Welcome to my world

I am a wife, a mom, a daughter, a sister and a friend.
I've learned that who you have in your life matters more than what you have.
Thank you for stepping in to my world!

Saturday, July 19, 2014

Kicking cancer's ass - day 325

"How are you doing?  Is everything all clear?"

I get those two questions a lot.  And along the same lines as my post yesterday about the hair comments, I'm unsure of how to respond.  A lot of people who've had cancer have regular scans after treatment.  If they're lucky, nothing scary shows up and they get to dance with NED (no evidence of disease).  If they're not lucky, at least the periodic scans give their doctors something to compare to so they can find out just how scary what they're dealing with is.

My last chemo was seven and a half months ago.  My surgery to remove the cancer was six and a half months ago.  My last radiation treatment was almost two months ago.  Over the last few months I've seen my medical oncologist, my radiation oncologist, my surgical oncologist, my plastic surgeon and my gynecological oncologist.  Not one of those doctors has mentioned any future scans for me.  I'm not sure if it's not standard procedure for any of them, or if I just haven't reached the point where they would order them.  I did ask my surgeon's office the other day and their response was that they don't request any imaging unless I'm symptomatic.  

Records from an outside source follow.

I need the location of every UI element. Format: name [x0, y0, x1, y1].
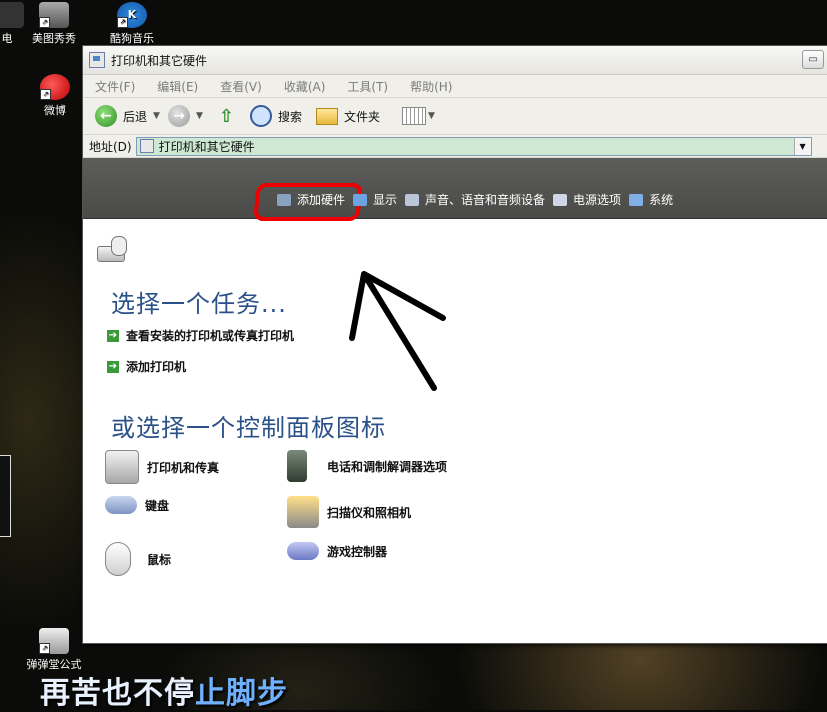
control-panel-icon [89, 52, 105, 68]
cp-mouse[interactable]: 鼠标 [105, 542, 171, 576]
search-button[interactable]: 搜索 [278, 108, 302, 125]
printer-mouse-icon [95, 236, 127, 264]
menu-bar: 文件(F) 编辑(E) 查看(V) 收藏(A) 工具(T) 帮助(H) [83, 75, 827, 98]
phone-modem-icon [287, 450, 307, 482]
title-bar[interactable]: 打印机和其它硬件 ▭ [83, 46, 827, 75]
weibo-icon: ↗ [40, 74, 70, 100]
desktop-icon-meitu[interactable]: ↗ 美图秀秀 [28, 2, 80, 46]
menu-help[interactable]: 帮助(H) [410, 78, 452, 95]
view-icon[interactable] [401, 107, 426, 125]
folders-button[interactable]: 文件夹 [344, 108, 380, 125]
address-bar: 地址(D) 打印机和其它硬件 ▼ [83, 135, 827, 158]
back-button[interactable]: 后退 [123, 108, 147, 125]
link-system[interactable]: 系统 [629, 191, 673, 208]
cp-game-controllers[interactable]: 游戏控制器 [287, 542, 387, 560]
power-icon [553, 193, 568, 206]
see-also-bar: 添加硬件 显示 声音、语音和音频设备 电源选项 系统 [83, 158, 827, 221]
explorer-window[interactable]: 打印机和其它硬件 ▭ 文件(F) 编辑(E) 查看(V) 收藏(A) 工具(T)… [82, 45, 827, 644]
back-dropdown-icon[interactable]: ▼ [153, 111, 160, 121]
address-dropdown-icon[interactable]: ▼ [793, 137, 811, 155]
desktop-side-panel [0, 455, 11, 537]
toolbar: ← 后退 ▼ → ▼ ⇧ 搜索 文件夹 ▼ [83, 98, 827, 135]
link-add-hardware[interactable]: 添加硬件 [277, 191, 345, 208]
desktop-icon-weibo[interactable]: ↗ 微博 [36, 74, 74, 118]
ddt-icon: ↗ [39, 628, 69, 654]
menu-tools[interactable]: 工具(T) [347, 78, 388, 95]
content-pane: 选择一个任务... ➔ 查看安装的打印机或传真打印机 ➔ 添加打印机 或选择一个… [83, 222, 827, 642]
green-arrow-icon: ➔ [107, 360, 119, 373]
pick-icon-heading: 或选择一个控制面板图标 [111, 414, 386, 442]
scanner-camera-icon [287, 496, 319, 528]
control-panel-icon [139, 139, 154, 153]
task-add-printer[interactable]: ➔ 添加打印机 [107, 358, 186, 375]
game-controller-icon [287, 542, 319, 560]
system-icon [629, 193, 644, 206]
forward-arrow-icon[interactable]: → [167, 105, 190, 127]
menu-edit[interactable]: 编辑(E) [157, 78, 198, 95]
window-title: 打印机和其它硬件 [111, 53, 208, 68]
keyboard-icon [105, 496, 137, 514]
task-view-printers[interactable]: ➔ 查看安装的打印机或传真打印机 [107, 327, 294, 344]
desktop-icon-ddt[interactable]: ↗ 弹弹堂公式 [22, 628, 86, 672]
link-sound[interactable]: 声音、语音和音频设备 [405, 191, 545, 208]
pick-task-heading: 选择一个任务... [111, 290, 287, 318]
desktop-icon-partial[interactable]: 电 [0, 2, 24, 46]
app-icon [0, 2, 24, 28]
view-dropdown-icon[interactable]: ▼ [428, 111, 435, 121]
desktop-icon-kugou[interactable]: K ↗ 酷狗音乐 [104, 2, 160, 46]
search-icon[interactable] [249, 105, 272, 127]
link-power-options[interactable]: 电源选项 [553, 191, 621, 208]
address-label: 地址(D) [89, 139, 132, 154]
link-display[interactable]: 显示 [353, 191, 397, 208]
cp-scanners-cameras[interactable]: 扫描仪和照相机 [287, 496, 411, 528]
minimize-button[interactable]: ▭ [802, 50, 824, 69]
display-icon [353, 193, 368, 206]
printer-icon [105, 450, 139, 484]
menu-file[interactable]: 文件(F) [95, 78, 135, 95]
address-value: 打印机和其它硬件 [158, 139, 255, 154]
cp-printers-faxes[interactable]: 打印机和传真 [105, 450, 219, 484]
cp-phone-modem[interactable]: 电话和调制解调器选项 [287, 450, 447, 482]
cp-keyboard[interactable]: 键盘 [105, 496, 169, 514]
menu-favorites[interactable]: 收藏(A) [284, 78, 326, 95]
wallpaper-slogan: 再苦也不停止脚步 [40, 676, 288, 711]
add-hardware-icon [277, 193, 291, 206]
sound-icon [405, 193, 420, 206]
up-folder-icon[interactable]: ⇧ [219, 106, 234, 127]
back-arrow-icon[interactable]: ← [95, 105, 117, 127]
green-arrow-icon: ➔ [107, 329, 119, 342]
mouse-icon [105, 542, 131, 576]
folder-icon[interactable] [315, 107, 338, 125]
address-field[interactable]: 打印机和其它硬件 ▼ [135, 136, 812, 156]
forward-dropdown-icon[interactable]: ▼ [196, 111, 203, 121]
kugou-icon: K ↗ [117, 2, 147, 28]
meitu-icon: ↗ [39, 2, 69, 28]
menu-view[interactable]: 查看(V) [220, 78, 262, 95]
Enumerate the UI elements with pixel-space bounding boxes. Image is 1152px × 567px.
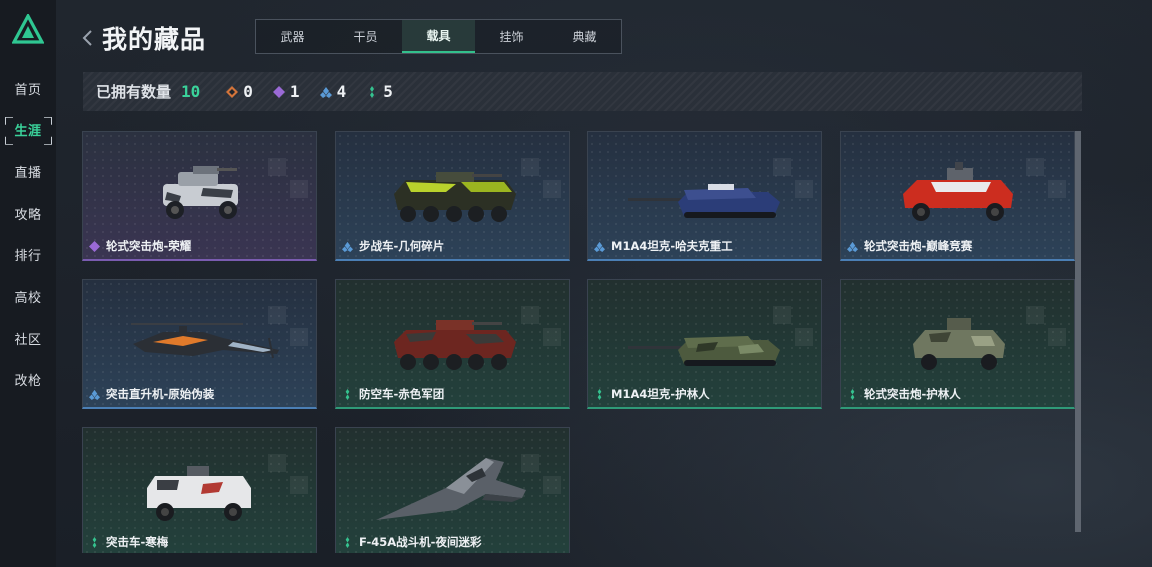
- triangle-logo-icon[interactable]: [12, 14, 44, 44]
- sidebar-item-label: 改枪: [14, 374, 42, 390]
- sidebar-item-colleges[interactable]: 高校: [0, 286, 56, 306]
- sidebar-nav: 首页 生涯 直播 攻略 排行 高校 社区 改枪: [0, 78, 56, 412]
- tab-charms[interactable]: 挂饰: [475, 20, 548, 53]
- card-name: 步战车-几何碎片: [359, 239, 445, 253]
- rarity-count: 4: [336, 82, 347, 101]
- collection-card[interactable]: 轮式突击炮-巅峰竞赛: [840, 131, 1075, 261]
- sidebar: 首页 生涯 直播 攻略 排行 高校 社区 改枪: [0, 0, 56, 567]
- armored-car-image: [913, 318, 1005, 370]
- collection-card[interactable]: M1A4坦克-哈夫克重工: [587, 131, 822, 261]
- sidebar-item-label: 排行: [14, 249, 42, 265]
- ownership-stats-bar: 已拥有数量 10 0 1 4 5: [83, 72, 1082, 111]
- blue-diamond-icon: [319, 86, 332, 98]
- tab-operators[interactable]: 干员: [329, 20, 402, 53]
- collection-card[interactable]: 突击直升机-原始伪装: [82, 279, 317, 409]
- rarity-count: 0: [243, 82, 253, 101]
- sidebar-item-label: 直播: [14, 165, 42, 181]
- sidebar-item-gunsmith[interactable]: 改枪: [0, 370, 56, 390]
- green-diamond-icon: [370, 85, 375, 98]
- sidebar-item-label: 攻略: [14, 207, 42, 223]
- collection-card[interactable]: 突击车-寒梅: [82, 427, 317, 553]
- owned-count-label: 已拥有数量: [96, 83, 172, 101]
- mrap-image: [147, 466, 251, 521]
- sidebar-item-label: 生涯: [14, 124, 42, 140]
- page-title: 我的藏品: [102, 25, 207, 54]
- sidebar-item-label: 首页: [14, 82, 42, 98]
- tank-image: [628, 336, 780, 366]
- blue-diamond-icon: [342, 241, 353, 252]
- card-name: 轮式突击炮-巅峰竞赛: [864, 239, 973, 253]
- orange-diamond-icon: [226, 85, 239, 98]
- green-diamond-icon: [850, 388, 855, 400]
- rarity-stat-green: 5: [366, 82, 393, 101]
- collection-card[interactable]: 防空车-赤色军团: [335, 279, 570, 409]
- card-name: 突击车-寒梅: [106, 535, 169, 549]
- blue-diamond-icon: [89, 389, 100, 400]
- purple-diamond-icon: [272, 85, 285, 98]
- sidebar-item-career[interactable]: 生涯: [0, 120, 56, 140]
- category-tabs: 武器 干员 载具 挂饰 典藏: [255, 19, 622, 54]
- sidebar-item-community[interactable]: 社区: [0, 328, 56, 348]
- armored-car-image: [163, 166, 238, 219]
- sidebar-item-home[interactable]: 首页: [0, 78, 56, 98]
- collection-card[interactable]: 轮式突击炮-护林人: [840, 279, 1075, 409]
- green-diamond-icon: [597, 388, 602, 400]
- collection-card[interactable]: M1A4坦克-护林人: [587, 279, 822, 409]
- fighter-jet-image: [376, 458, 526, 520]
- collection-card[interactable]: 轮式突击炮-荣耀: [82, 131, 317, 261]
- green-diamond-icon: [345, 536, 350, 548]
- card-name: F-45A战斗机-夜间迷彩: [359, 535, 482, 549]
- card-name: 轮式突击炮-护林人: [864, 387, 961, 401]
- blue-diamond-icon: [594, 241, 605, 252]
- rarity-stat-purple: 1: [272, 82, 300, 101]
- rarity-count: 1: [289, 82, 300, 101]
- collection-card[interactable]: 步战车-几何碎片: [335, 131, 570, 261]
- card-name: M1A4坦克-哈夫克重工: [611, 239, 733, 253]
- purple-diamond-icon: [89, 240, 100, 252]
- rarity-stat-orange: 0: [226, 82, 253, 101]
- green-diamond-icon: [92, 536, 97, 548]
- tab-weapons[interactable]: 武器: [256, 20, 329, 53]
- card-name: 防空车-赤色军团: [359, 387, 445, 401]
- green-diamond-icon: [345, 388, 350, 400]
- card-name: 轮式突击炮-荣耀: [106, 239, 192, 253]
- tab-vehicles[interactable]: 载具: [402, 20, 475, 53]
- tab-collection[interactable]: 典藏: [548, 20, 621, 53]
- card-name: M1A4坦克-护林人: [611, 387, 710, 401]
- armored-car-image: [903, 162, 1013, 221]
- rarity-stat-blue: 4: [319, 82, 347, 101]
- sidebar-item-label: 高校: [14, 290, 42, 306]
- vehicle-collection-grid: 轮式突击炮-荣耀 步战车-几何碎片 M1A4坦克-哈夫克重工 轮式突击炮-巅峰竞…: [82, 131, 1077, 553]
- sidebar-item-label: 社区: [14, 332, 42, 348]
- sidebar-item-live[interactable]: 直播: [0, 161, 56, 181]
- card-name: 突击直升机-原始伪装: [106, 387, 215, 401]
- ifv-image: [394, 320, 516, 370]
- collection-card[interactable]: F-45A战斗机-夜间迷彩: [335, 427, 570, 553]
- ifv-image: [394, 172, 516, 222]
- sidebar-item-guides[interactable]: 攻略: [0, 203, 56, 223]
- sidebar-item-ranking[interactable]: 排行: [0, 245, 56, 265]
- owned-count-value: 10: [181, 82, 201, 101]
- scrollbar[interactable]: [1075, 131, 1081, 532]
- blue-diamond-icon: [847, 241, 858, 252]
- tank-image: [628, 184, 780, 218]
- chevron-left-icon[interactable]: [80, 28, 94, 48]
- rarity-count: 5: [383, 82, 393, 101]
- helicopter-image: [131, 323, 279, 359]
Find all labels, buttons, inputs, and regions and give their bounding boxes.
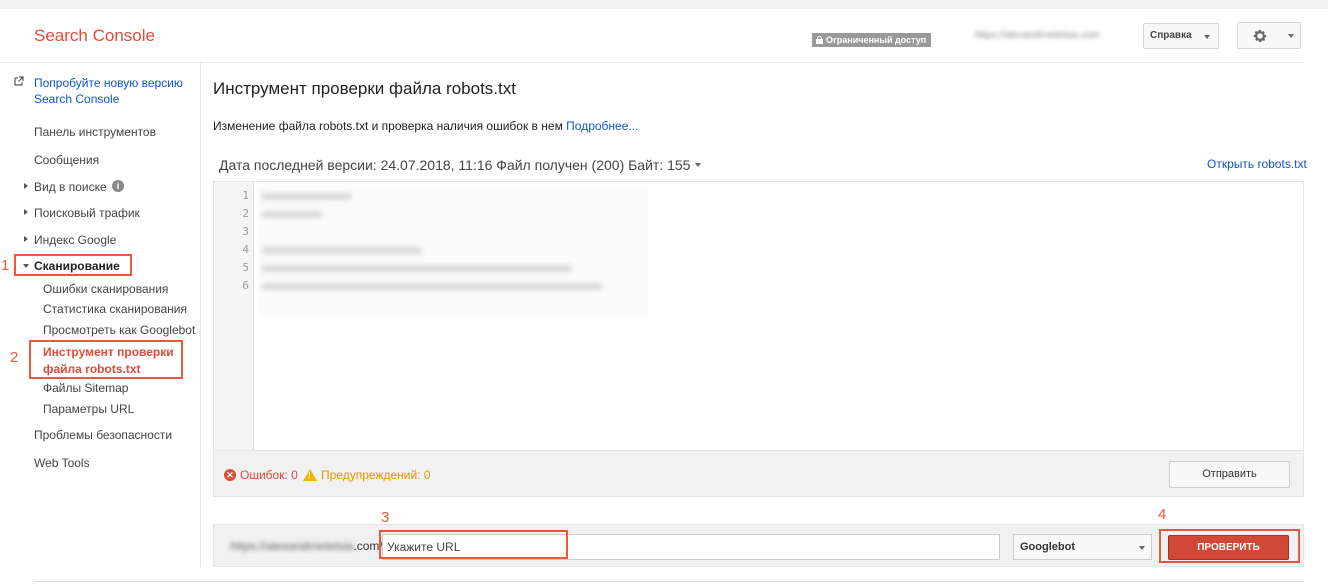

I have an appointment with my medical oncologist next week and I plan to ask him.  While I don't want any unnecessary tests or to put myself through "scanxiety", the idea of waiting until I'm "symptomatic" is beyond scary.  I had breast cancer that didn't even show up on a mammogram...if this beast comes back, think of how bad it might be by the time I actually have symptoms!  I guess in my mind, having a clear scan is a form of closure.  Thinking that no news is good news is a little too casual when you're talking about cancer.  I don't want to assume that chemotherapy, surgery and radiation killed all of my cancer.  I want to dance with NED.

Which leads me back to those two questions people keep asking me.  
How am I doing?  I'm tired all the time, my self-esteem is low, and I feel like someone who has fought breast cancer.  I'm getting through each day.  I'm doing what I can to be healthy, I'm building up my strength slowly but surely, and I'm making the most of every moment. 
Is everything all clear?  That's a good question, and I don't know how to answer it.  All I can say is, "I hope so!"